En fin de soirée, mardi, c'est calme au restaurant, alors j'en profite pour feuilleter le catalogue des cours offerts par mon université. Debout dans l'arrière-salle, je corne la première page de la section de la physiothérapie. Le cours sur l'anatomie et la physiologie de l'être humain a l'air cool. Le fait de travailler avec Zelef et de découvrir tous ces muscles que je ne savais même pas que j'avais a piqué ma curiosité à ce sujet.
Aquarius entre dans la pièce à ce moment précis. Super, j'ai besoin de lui parler.
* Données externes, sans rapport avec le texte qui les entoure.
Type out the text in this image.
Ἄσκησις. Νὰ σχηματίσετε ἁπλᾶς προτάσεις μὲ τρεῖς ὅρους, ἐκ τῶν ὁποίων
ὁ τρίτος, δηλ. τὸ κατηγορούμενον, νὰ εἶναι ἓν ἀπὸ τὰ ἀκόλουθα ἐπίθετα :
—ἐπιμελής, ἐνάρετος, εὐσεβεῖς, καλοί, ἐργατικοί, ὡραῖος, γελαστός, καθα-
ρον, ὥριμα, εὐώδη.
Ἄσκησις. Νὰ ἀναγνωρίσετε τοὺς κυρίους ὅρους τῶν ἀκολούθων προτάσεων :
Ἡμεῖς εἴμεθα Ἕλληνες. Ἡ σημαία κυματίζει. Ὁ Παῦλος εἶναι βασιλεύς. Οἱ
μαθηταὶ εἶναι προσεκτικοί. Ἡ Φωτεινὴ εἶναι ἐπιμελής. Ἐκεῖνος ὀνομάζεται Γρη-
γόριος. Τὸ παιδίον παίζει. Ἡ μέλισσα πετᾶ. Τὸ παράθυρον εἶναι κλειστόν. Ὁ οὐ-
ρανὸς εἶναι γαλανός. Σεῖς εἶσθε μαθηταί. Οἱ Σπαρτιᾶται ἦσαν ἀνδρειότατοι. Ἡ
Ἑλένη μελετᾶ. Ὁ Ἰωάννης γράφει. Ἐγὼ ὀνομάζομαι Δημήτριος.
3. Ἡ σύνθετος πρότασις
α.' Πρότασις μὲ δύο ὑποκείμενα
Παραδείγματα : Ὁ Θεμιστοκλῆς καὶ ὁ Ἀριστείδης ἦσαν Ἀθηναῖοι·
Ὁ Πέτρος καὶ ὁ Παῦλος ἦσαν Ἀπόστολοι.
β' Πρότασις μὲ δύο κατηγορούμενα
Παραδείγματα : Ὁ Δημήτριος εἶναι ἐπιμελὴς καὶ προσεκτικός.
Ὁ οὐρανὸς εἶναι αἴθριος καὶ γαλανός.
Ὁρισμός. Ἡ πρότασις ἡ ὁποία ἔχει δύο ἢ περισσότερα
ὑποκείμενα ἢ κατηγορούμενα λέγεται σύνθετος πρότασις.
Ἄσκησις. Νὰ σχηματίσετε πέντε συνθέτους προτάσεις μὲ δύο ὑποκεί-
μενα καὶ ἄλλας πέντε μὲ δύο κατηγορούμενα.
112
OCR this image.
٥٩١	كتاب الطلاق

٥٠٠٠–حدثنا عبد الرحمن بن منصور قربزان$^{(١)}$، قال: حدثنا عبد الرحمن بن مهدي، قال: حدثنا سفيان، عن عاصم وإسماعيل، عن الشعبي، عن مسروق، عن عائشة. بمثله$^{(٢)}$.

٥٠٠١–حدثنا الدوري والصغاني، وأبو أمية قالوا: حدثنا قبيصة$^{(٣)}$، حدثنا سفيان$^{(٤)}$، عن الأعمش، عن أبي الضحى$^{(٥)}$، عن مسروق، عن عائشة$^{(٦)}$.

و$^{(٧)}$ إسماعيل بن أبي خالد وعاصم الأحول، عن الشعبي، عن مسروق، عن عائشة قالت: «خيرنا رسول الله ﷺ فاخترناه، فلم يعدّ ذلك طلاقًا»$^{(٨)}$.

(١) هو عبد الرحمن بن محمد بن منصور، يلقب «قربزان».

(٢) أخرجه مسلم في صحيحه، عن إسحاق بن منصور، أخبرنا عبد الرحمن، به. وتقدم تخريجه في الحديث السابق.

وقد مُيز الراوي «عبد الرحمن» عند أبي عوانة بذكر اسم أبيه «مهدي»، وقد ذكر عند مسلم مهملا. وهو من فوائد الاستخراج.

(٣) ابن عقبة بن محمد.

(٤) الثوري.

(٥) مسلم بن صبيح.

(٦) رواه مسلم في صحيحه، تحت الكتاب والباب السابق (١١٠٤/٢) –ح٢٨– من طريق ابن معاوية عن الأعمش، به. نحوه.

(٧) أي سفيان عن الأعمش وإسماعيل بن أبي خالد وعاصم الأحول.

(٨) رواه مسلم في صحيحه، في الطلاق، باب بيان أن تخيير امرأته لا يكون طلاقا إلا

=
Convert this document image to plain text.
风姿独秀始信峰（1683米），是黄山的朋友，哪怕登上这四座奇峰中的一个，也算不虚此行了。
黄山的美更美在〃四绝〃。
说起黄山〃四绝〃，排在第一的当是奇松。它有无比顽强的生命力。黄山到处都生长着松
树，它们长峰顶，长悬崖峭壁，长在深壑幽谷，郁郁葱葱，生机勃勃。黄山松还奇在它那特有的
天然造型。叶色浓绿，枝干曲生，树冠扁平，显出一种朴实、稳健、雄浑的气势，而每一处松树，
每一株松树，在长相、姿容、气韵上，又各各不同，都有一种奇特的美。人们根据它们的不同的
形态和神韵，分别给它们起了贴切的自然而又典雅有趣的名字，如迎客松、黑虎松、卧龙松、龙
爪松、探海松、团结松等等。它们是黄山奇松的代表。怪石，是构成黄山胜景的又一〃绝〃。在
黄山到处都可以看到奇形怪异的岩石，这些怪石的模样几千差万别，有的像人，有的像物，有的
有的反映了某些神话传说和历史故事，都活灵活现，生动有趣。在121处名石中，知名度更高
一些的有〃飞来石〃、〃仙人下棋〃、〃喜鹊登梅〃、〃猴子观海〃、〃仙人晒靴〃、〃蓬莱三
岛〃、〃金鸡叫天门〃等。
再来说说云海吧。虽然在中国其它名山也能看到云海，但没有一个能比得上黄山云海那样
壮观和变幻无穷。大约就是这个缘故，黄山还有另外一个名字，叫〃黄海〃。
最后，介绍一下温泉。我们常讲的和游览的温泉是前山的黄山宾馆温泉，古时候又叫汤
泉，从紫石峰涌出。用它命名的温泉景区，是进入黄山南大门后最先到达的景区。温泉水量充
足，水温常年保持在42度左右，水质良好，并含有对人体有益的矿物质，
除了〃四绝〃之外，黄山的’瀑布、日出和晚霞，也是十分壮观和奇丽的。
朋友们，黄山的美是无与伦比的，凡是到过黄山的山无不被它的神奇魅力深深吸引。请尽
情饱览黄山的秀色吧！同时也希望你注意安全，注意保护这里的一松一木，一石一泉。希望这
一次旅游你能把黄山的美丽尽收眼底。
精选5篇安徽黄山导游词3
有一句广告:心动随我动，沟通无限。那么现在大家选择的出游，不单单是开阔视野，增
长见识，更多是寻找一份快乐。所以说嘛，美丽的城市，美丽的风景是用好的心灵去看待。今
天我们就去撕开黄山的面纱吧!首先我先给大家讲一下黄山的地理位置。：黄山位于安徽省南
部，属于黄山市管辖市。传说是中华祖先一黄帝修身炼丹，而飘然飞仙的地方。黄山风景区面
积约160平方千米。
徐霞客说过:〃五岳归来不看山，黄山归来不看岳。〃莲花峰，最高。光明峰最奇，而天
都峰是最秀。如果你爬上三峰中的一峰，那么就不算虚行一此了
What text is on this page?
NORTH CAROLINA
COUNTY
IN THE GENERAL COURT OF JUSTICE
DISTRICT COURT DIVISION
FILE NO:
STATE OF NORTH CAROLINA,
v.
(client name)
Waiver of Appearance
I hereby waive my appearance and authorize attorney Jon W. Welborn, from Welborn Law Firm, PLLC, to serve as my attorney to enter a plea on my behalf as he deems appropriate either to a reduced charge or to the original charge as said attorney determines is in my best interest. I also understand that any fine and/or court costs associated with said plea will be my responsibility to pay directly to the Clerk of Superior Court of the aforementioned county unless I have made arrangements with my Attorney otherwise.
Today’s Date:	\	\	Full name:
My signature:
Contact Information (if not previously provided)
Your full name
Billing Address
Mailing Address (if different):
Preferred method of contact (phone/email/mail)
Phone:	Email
- Ariès, tu sors de ta cachette et tu me débarrasses la table douze illico ! crie-t-elle.
- Désolé, madame Aquarius, dit la serveuse fautive qui sort en flèche, me rasant au passage.
Je fais disparaître le catalogue dans mon sac, prends une grande inspiration et m'avance vers Aquarius. D'accord, elle est amie avec maman, mais elle prend son travail au restaurant très au sérieux. Si nous voulons lui demander des jours de congé, nous devons nous y prendre deux semaines à l'avance, ce que je n'ai pas fait. La course à laquelle Natsu veut que je participe à lieu dans cinq jours. Je devrai donc sans doute affronter la colère de ma gérante.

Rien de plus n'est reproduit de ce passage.